The barbed wire was there to stop people getting too close to the unstable cliff edge and I’m not sure how I had managed to get on the wrong side of it, because my clothes weren’t ripped at all. I was suddenly aware there was a hand beside me pointing across to the piece of turf I had been standing on. I then noticed that the turf was curved downwards because it was only three or four inches thick and the cliff was eroded away underneath. I should have fallen to my death.
I sat on that grass for a long time thinking about the feeling of those hands that had gripped my elbows and I realised I had been saved by two angels, one on either side. It wasn’t my time to die. There was more I was supposed to do in this life and it was up to me to find it, but to do that I would have to open my mind to the areas I had been trying to ignore for so long. I had to start listening to the messages I received from angels and understanding that most things happen for a reason. It wasn’t just by chance that I met Mike the day he nearly knocked me down—we were meant to be together. It wasn’t by chance that we lost the catering business—I was supposed to do something else with my life.
Shortly after this, I was in a doctor’s reception making an appointment when I heard the receptionist chatting to some nurses about someone who did tarot card readings. I asked who it was and was told there was a lady in Newton Abbot, not far from there.
‘Are you interested?’ a nurse asked.
I surprised myself by answering, ‘Actually, I’m a medium myself.’
I went to see the woman in Newton Abbot and she looked up as I walked in. ‘I’ve been waiting for you for five years,’ she said. ‘I knew you would come. There’s a gold star over your head.’
More and more, the angels were nudging me to work with them but I was still held back by the fear that people would think I was stupid or weird, as they had when I was a child.
‘Trust in us,’ the voices in my head were saying. ‘Have faith.’
The tarot woman told me that I was definitely going to become a professional psychic. I did a reading for her and she must have been impressed with what I told her because she began to recommend me to her friends, and it all took off without any form of advertising at all except word of mouth. It was as natural to me as breathing. Someone came in and sat opposite me, and voices would come into my head.
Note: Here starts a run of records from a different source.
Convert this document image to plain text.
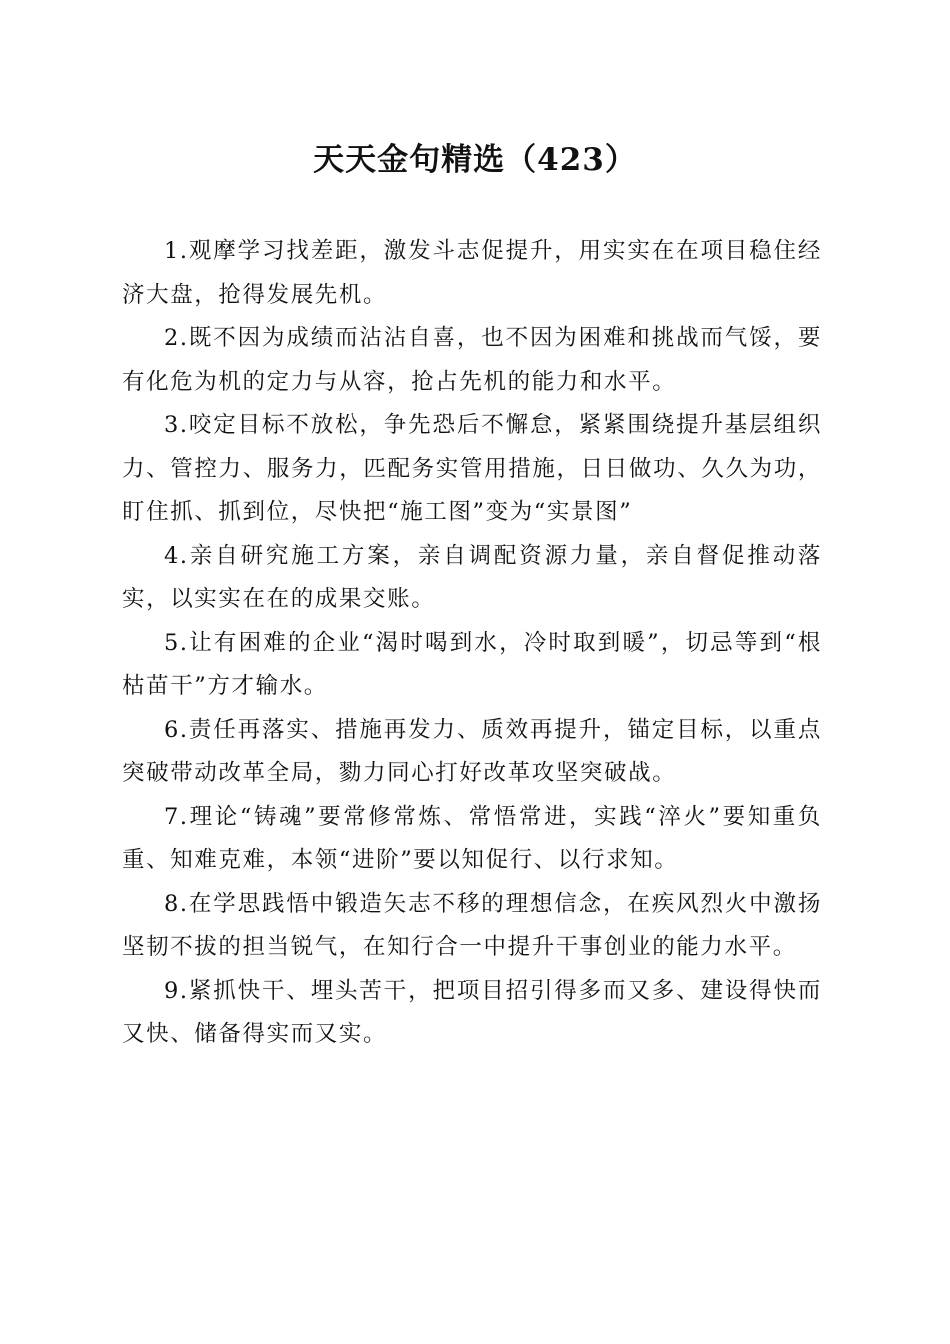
天天金句精选（423）

1.观摩学习找差距，激发斗志促提升，用实实在在项目稳住经济大盘，抢得发展先机。

2.既不因为成绩而沾沾自喜，也不因为困难和挑战而气馁，要有化危为机的定力与从容，抢占先机的能力和水平。

3.咬定目标不放松，争先恐后不懈怠，紧紧围绕提升基层组织力、管控力、服务力，匹配务实管用措施，日日做功、久久为功，盯住抓、抓到位，尽快把“施工图”变为“实景图”

4.亲自研究施工方案，亲自调配资源力量，亲自督促推动落实，以实实在在的成果交账。

5.让有困难的企业“渴时喝到水，冷时取到暖”，切忌等到“根枯苗干”方才输水。

6.责任再落实、措施再发力、质效再提升，锚定目标，以重点突破带动改革全局，勠力同心打好改革攻坚突破战。

7.理论“铸魂”要常修常炼、常悟常进，实践“淬火”要知重负重、知难克难，本领“进阶”要以知促行、以行求知。

8.在学思践悟中锻造矢志不移的理想信念，在疾风烈火中激扬坚韧不拔的担当锐气，在知行合一中提升干事创业的能力水平。

9.紧抓快干、埋头苦干，把项目招引得多而又多、建设得快而又快、储备得实而又实。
I just had to pass on the words.
It was gratifying work, because I knew I was bringing comfort to a lot of people. When helping clients to get on with their lives after a bereavement, I could show them that the bond of love that had been there on earth was never lost. It felt like a worthwhile thing to be doing. Other people came with financial worries or business decisions to make, or emotional problems in a relationship, or fears for their children, and in all cases I tried to help them through the difficult times they faced.
One day a woman for whom I had done a reading came to me and said, ‘I would love to learn how to do what you do. Would you teach me?’
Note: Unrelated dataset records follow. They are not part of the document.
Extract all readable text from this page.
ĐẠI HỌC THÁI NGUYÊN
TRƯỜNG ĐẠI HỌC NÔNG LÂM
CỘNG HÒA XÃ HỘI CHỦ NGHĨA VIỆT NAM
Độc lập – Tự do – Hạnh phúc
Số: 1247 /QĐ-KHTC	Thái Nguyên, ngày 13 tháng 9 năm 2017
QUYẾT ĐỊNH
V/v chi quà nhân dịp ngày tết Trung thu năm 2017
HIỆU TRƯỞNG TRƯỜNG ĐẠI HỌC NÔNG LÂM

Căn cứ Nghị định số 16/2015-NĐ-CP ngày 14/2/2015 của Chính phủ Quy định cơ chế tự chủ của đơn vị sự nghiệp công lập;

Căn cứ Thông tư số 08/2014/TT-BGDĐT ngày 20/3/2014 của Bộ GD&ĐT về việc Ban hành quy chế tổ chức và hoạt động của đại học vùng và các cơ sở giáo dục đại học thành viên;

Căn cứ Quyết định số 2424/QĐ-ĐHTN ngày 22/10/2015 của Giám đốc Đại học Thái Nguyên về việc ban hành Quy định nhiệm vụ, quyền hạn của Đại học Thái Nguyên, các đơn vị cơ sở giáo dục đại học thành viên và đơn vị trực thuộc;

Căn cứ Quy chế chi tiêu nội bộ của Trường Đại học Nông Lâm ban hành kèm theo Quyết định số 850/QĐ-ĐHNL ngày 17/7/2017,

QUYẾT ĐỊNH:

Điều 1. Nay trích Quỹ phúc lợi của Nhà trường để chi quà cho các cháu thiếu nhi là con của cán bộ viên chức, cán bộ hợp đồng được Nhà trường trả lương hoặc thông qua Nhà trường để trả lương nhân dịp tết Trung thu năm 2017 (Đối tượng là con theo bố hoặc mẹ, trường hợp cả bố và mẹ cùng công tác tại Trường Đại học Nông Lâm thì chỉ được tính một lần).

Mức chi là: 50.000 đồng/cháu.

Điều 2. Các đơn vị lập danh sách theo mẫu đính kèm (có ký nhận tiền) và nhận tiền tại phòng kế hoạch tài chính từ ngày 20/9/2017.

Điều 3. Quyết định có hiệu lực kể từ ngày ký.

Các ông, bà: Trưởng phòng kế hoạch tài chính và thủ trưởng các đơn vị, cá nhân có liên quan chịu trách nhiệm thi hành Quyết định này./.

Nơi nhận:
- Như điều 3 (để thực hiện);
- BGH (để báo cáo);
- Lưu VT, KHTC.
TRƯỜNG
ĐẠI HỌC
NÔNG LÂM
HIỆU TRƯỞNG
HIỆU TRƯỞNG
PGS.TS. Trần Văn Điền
I told her I didn’t think I had anything to teach, but she thought otherwise. I had no teaching experience but when I considered it further I realised I could probably do it.
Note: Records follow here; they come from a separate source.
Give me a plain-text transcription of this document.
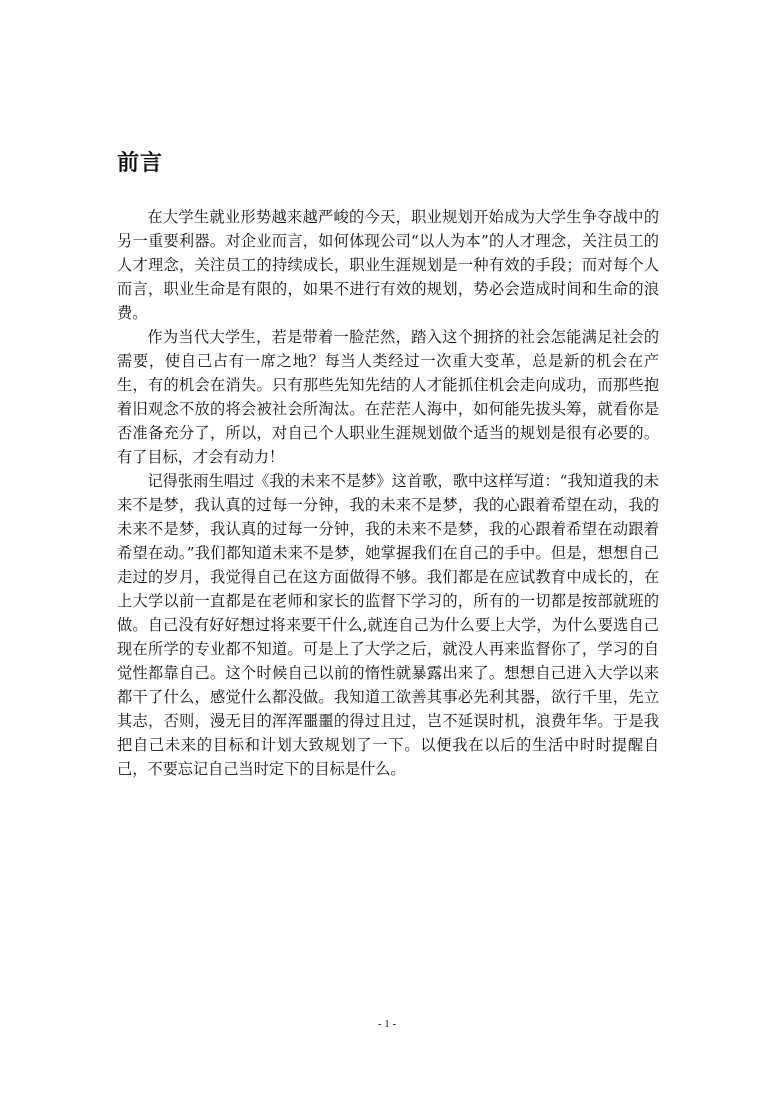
前言

在大学生就业形势越来越严峻的今天，职业规划开始成为大学生争夺战中的另一重要利器。对企业而言，如何体现公司“以人为本”的人才理念，关注员工的人才理念，关注员工的持续成长，职业生涯规划是一种有效的手段；而对每个人而言，职业生命是有限的，如果不进行有效的规划，势必会造成时间和生命的浪费。

作为当代大学生，若是带着一脸茫然，踏入这个拥挤的社会怎能满足社会的需要，使自己占有一席之地？每当人类经过一次重大变革，总是新的机会在产生，有的机会在消失。只有那些先知先结的人才能抓住机会走向成功，而那些抱着旧观念不放的将会被社会所淘汰。在茫茫人海中，如何能先拔头筹，就看你是否准备充分了，所以，对自己个人职业生涯规划做个适当的规划是很有必要的。有了目标，才会有动力！

记得张雨生唱过《我的未来不是梦》这首歌，歌中这样写道：“我知道我的未来不是梦，我认真的过每一分钟，我的未来不是梦，我的心跟着希望在动，我的未来不是梦，我认真的过每一分钟，我的未来不是梦，我的心跟着希望在动跟着希望在动。”我们都知道未来不是梦，她掌握我们在自己的手中。但是，想想自己走过的岁月，我觉得自己在这方面做得不够。我们都是在应试教育中成长的，在上大学以前一直都是在老师和家长的监督下学习的，所有的一切都是按部就班的做。自己没有好好想过将来要干什么,就连自己为什么要上大学，为什么要选自己现在所学的专业都不知道。可是上了大学之后，就没人再来监督你了，学习的自觉性都靠自己。这个时候自己以前的惰性就暴露出来了。想想自己进入大学以来都干了什么，感觉什么都没做。我知道工欲善其事必先利其器，欲行千里，先立其志，否则，漫无目的浑浑噩噩的得过且过，岂不延误时机，浪费年华。于是我把自己未来的目标和计划大致规划了一下。以便我在以后的生活中时时提醒自己，不要忘记自己当时定下的目标是什么。

- 1 -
I spoke to a few other people and quickly put together a group of six students, which seemed like a good number. I had no idea what I was going to teach, so the night before I sat in my bath and talked to spirit and they gave me the whole format for the course, just like that. The next morning I stood up without any notes, trusting in spirit, and the words came out easily. I think my students were pleased with what they learned because at the end of the day, they all asked if they could come back for more. And then news of my course spread rapidly by word of mouth until I was travelling the world, teaching courses in loads of different countries to groups of ten people each time. It all happened generically without any planning. Someone would phone with an invitation and I’d agree to go and then more work would flow in as a result.